Anthropic reabre acesso ao Claude Fable 5 depois de semanas de bloqueio
Anthropic reabre acesso ao Claude Fable 5 depois de semanas de bloqueio
A Anthropic começou Julho com uma notícia crítica para o seu ecossistema: o Claude Fable 5 voltou a ficar disponível depois de semanas de restrições impostas pelo governo dos Estados Unidos. A própria empresa confirmou, numa actualização oficial, que o acesso ao Fable 5 e ao Mythos 5 foi "restaurado" a 1 de Julho de 2026.
O caso começou a 12 de Junho, quando o governo norte-americano aplicou controlos de exportação aos modelos Claude Fable 5 e Claude Mythos 5. Segundo a Anthropic, a ordem obrigava a restringir o acesso a cidadãos estrangeiros, dentro e fora dos Estados Unidos. Como a empresa não conseguia verificar nacionalidade em tempo real, suspendeu temporariamente o acesso a ambos os modelos.
A empresa afirma que os controlos foram levantados a 30 de Junho. O Fable 5 regressou globalmente no Claude Platform, Claude.ai, Claude Code e Claude Cowork, enquanto o Mythos 5 foi restaurado para um conjunto de organizações norte-americanas aprovado pelo governo, com expansão prevista através do programa Glasswing.
A The Verge enquadrou o episódio como o regresso de um modelo Mythos-class voltado para consumidores, depois de negociações prolongadas com a administração Trump.
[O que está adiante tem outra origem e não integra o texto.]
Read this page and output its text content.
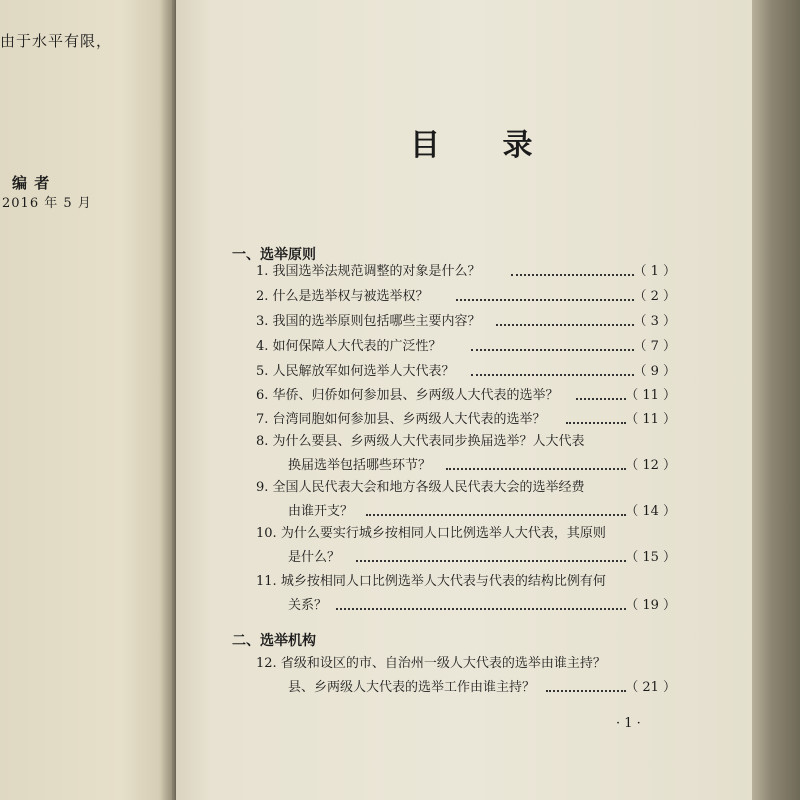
由于水平有限，
编 者
2016 年 5 月
目 录
一、选举原则
1. 我国选举法规范调整的对象是什么？	（ 1 ）
2. 什么是选举权与被选举权？	（ 2 ）
3. 我国的选举原则包括哪些主要内容？	（ 3 ）
4. 如何保障人大代表的广泛性？	（ 7 ）
5. 人民解放军如何选举人大代表？	（ 9 ）
6. 华侨、归侨如何参加县、乡两级人大代表的选举？	（ 11 ）
7. 台湾同胞如何参加县、乡两级人大代表的选举？	（ 11 ）
8. 为什么要县、乡两级人大代表同步换届选举？人大代表
换届选举包括哪些环节？	（ 12 ）
9. 全国人民代表大会和地方各级人民代表大会的选举经费
由谁开支？	（ 14 ）
10. 为什么要实行城乡按相同人口比例选举人大代表，其原则
是什么？	（ 15 ）
11. 城乡按相同人口比例选举人大代表与代表的结构比例有何
关系？	（ 19 ）
二、选举机构
12. 省级和设区的市、自治州一级人大代表的选举由谁主持？
县、乡两级人大代表的选举工作由谁主持？	（ 21 ）
· 1 ·
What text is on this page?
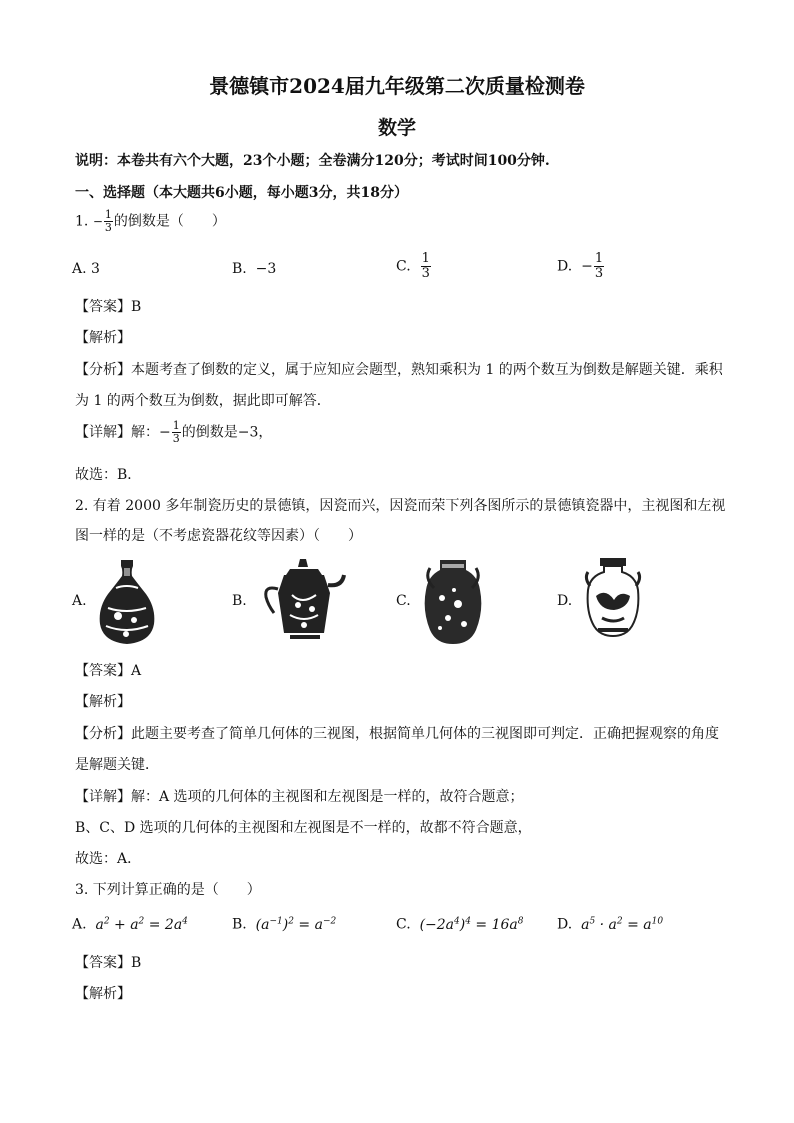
景德镇市2024届九年级第二次质量检测卷
数学
说明：本卷共有六个大题，23个小题；全卷满分120分；考试时间100分钟.
一、选择题（本大题共6小题，每小题3分，共18分）
1. − $\frac{1}{3}$ 的倒数是（　　）
A. 3	B. −3	C. $\frac{1}{3}$	D. − $\frac{1}{3}$
【答案】B
【解析】
【分析】本题考查了倒数的定义，属于应知应会题型，熟知乘积为 1 的两个数互为倒数是解题关键．乘积
为 1 的两个数互为倒数，据此即可解答．
【详解】解：− $\frac{1}{3}$ 的倒数是−3，
故选：B．
2. 有着 2000 多年制瓷历史的景德镇，因瓷而兴，因瓷而荣下列各图所示的景德镇瓷器中，主视图和左视
图一样的是（不考虑瓷器花纹等因素）（　　）
A.	B.	C.	D.
【答案】A
【解析】
【分析】此题主要考查了简单几何体的三视图，根据简单几何体的三视图即可判定．正确把握观察的角度
是解题关键．
【详解】解：A 选项的几何体的主视图和左视图是一样的，故符合题意；
B、C、D 选项的几何体的主视图和左视图是不一样的，故都不符合题意，
故选：A．
3. 下列计算正确的是（　　）
A. $a^2 + a^2 = 2a^4$	B. $(a^{-1})^2 = a^{-2}$	C. $(-2a^4)^4 = 16a^8$ D. $a^5 \cdot a^2 = a^{10}$
【答案】B
【解析】
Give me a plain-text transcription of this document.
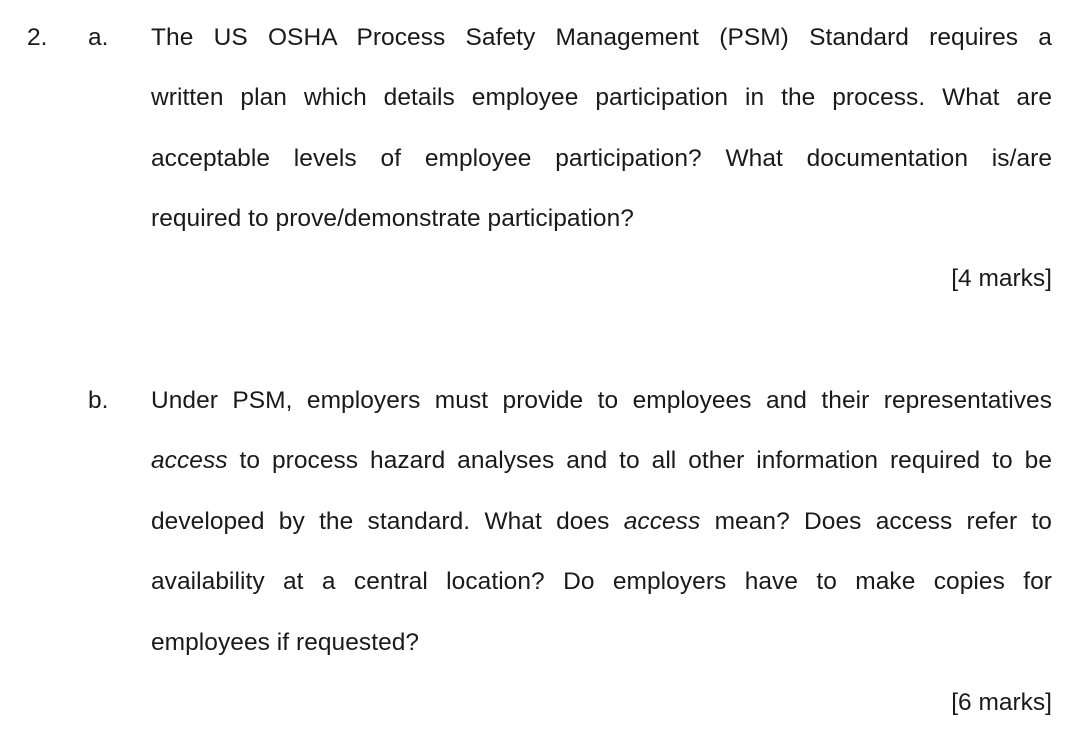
2. a. The US OSHA Process Safety Management (PSM) Standard requires a
written plan which details employee participation in the process. What are
acceptable levels of employee participation? What documentation is/are
required to prove/demonstrate participation?
[4 marks]
b. Under PSM, employers must provide to employees and their representatives
access to process hazard analyses and to all other information required to be
developed by the standard. What does access mean? Does access refer to
availability at a central location? Do employers have to make copies for
employees if requested?
[6 marks]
A peça também recordou que o bloqueio tinha afectado não só clientes estrangeiros, mas potencialmente equipas e parceiros com membros não norte-americanos.
O fact-check apoia-se sobretudo na fonte primária da Anthropic. A empresa confirma a cronologia, a data da directiva, a suspensão total por incapacidade operacional de verificar nacionalidade, o levantamento dos controlos e o regresso do Fable 5 a 1 de Julho.
A explicação técnica da Anthropic é importante. A empresa diz que a directiva surgiu depois de investigadores da Amazon terem encontrado uma forma de contornar salvaguardas do Fable 5 em tarefas de cibersegurança. O modelo teria identificado vulnerabilidades e, num caso, produzido código demonstrativo de exploração.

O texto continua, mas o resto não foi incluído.